Tuesday, October 3, 2006

Disqualifying Disposition of ISO

Incentive Stock Options (ISOs) are complex. Executives with ISO should seek the
advice of a tax professional during all aspects of these transactions in order to help maximize their tax benefits and minimize unfavorable tax consequences.

Generally, an executive does not recognize any income for regular tax purposes on either the grant or the exercise of an ISO. Income would be recognized when the stock is ultimately sold. However, how this income is reported on your tax return depends on whether the sale is a "qualfying or disqualifying disposition".

If an executive sells their stock before they meet the holding period requirements for a qualifying disposition, they may face some unexpected and unfavorable tax consequences.

For example, Ted exercised his ISO to purchase 2,000 shares on January 14, 2006 for $50 when the stock was trading at $80 per share. Ted thought that the price was going to fall, so he sold his stock on September 21, 2006 for $100 per share, realizing a $100,000 gain. Since Ted did not hold onto his stock for at least 1 year after he exercised his option, the IRS refers to this as a disqualifying disposition.

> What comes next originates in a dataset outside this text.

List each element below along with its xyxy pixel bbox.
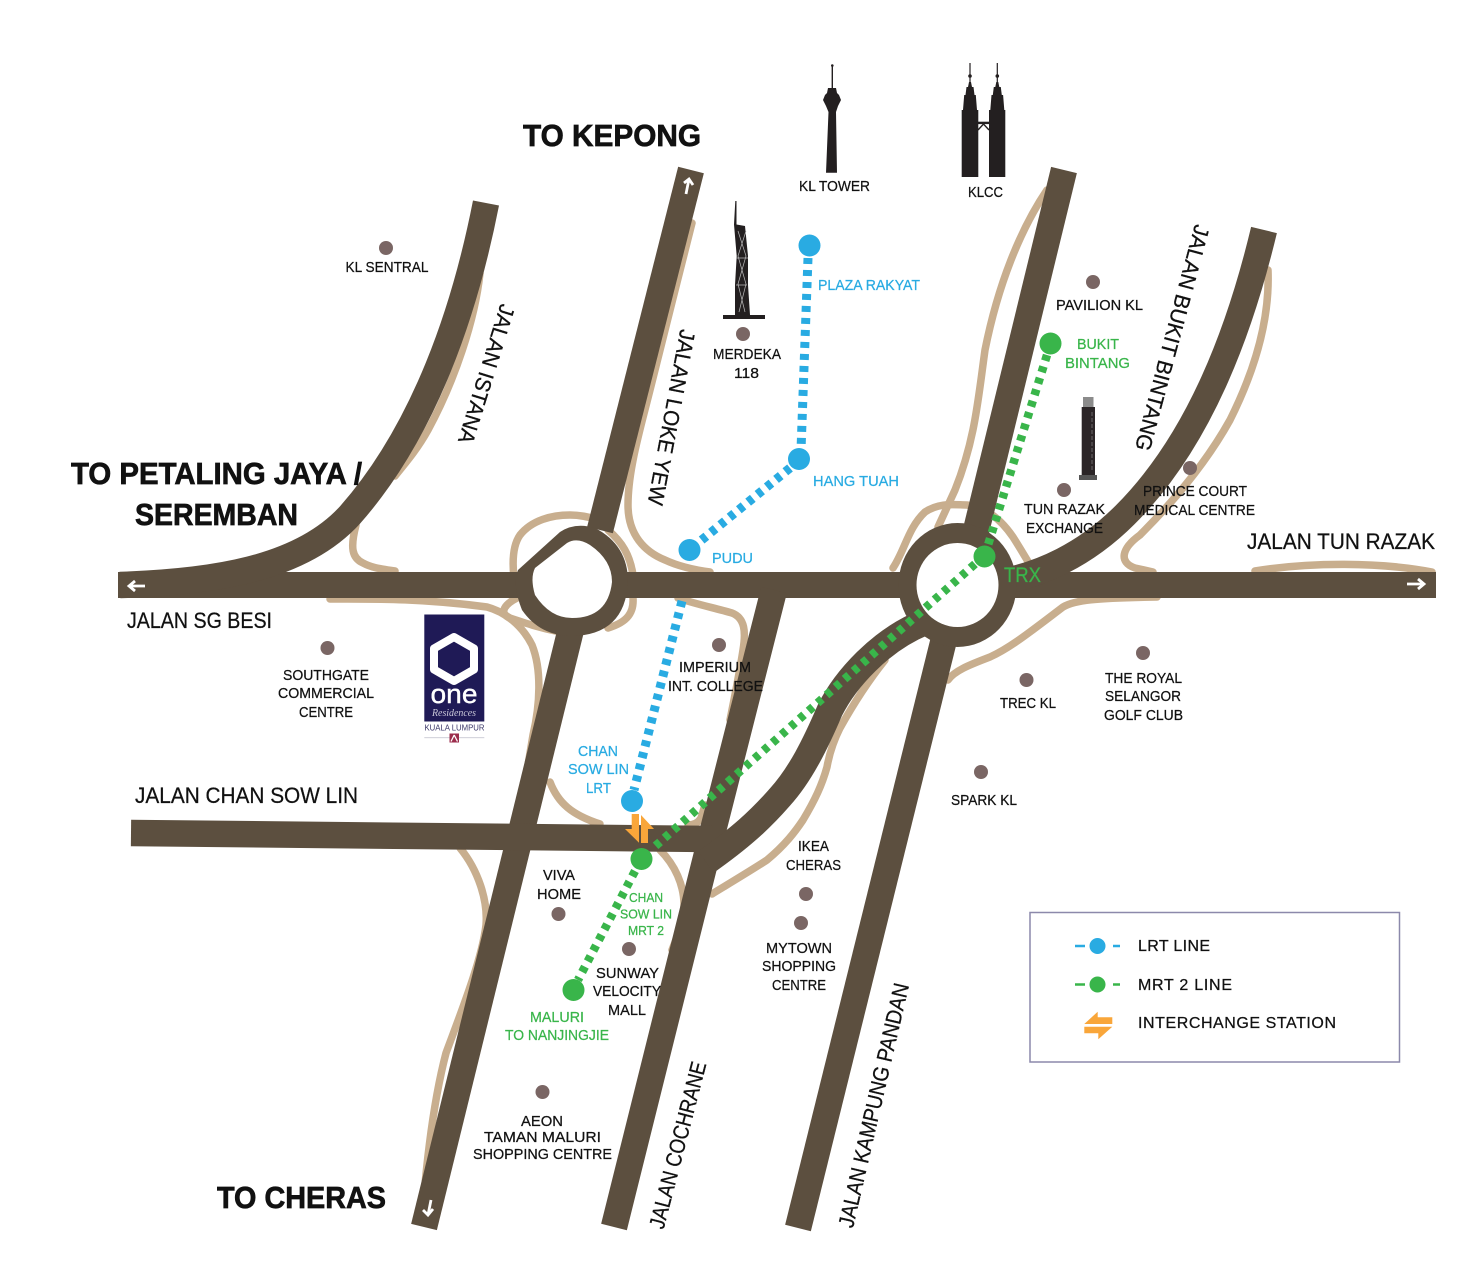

Since this is a disqualifying disposition, Ted must recognize $60,000 of ordinary income (the difference between the exercise price and the FMV of stock on the exercise date, reported as compensation) and a $40,000 short-term capital gain (FMV at sale greater than the FMV at exercise date) for regular tax purposes. Luckily Ted will not have an AMT adjustment since the exercise of the ISO and sale of the shares occurred in the same year.

This is just one example of how a subsequent sale of ISO can be considered a disqualifying disposition. Please consult your tax advisor if you have ISOs.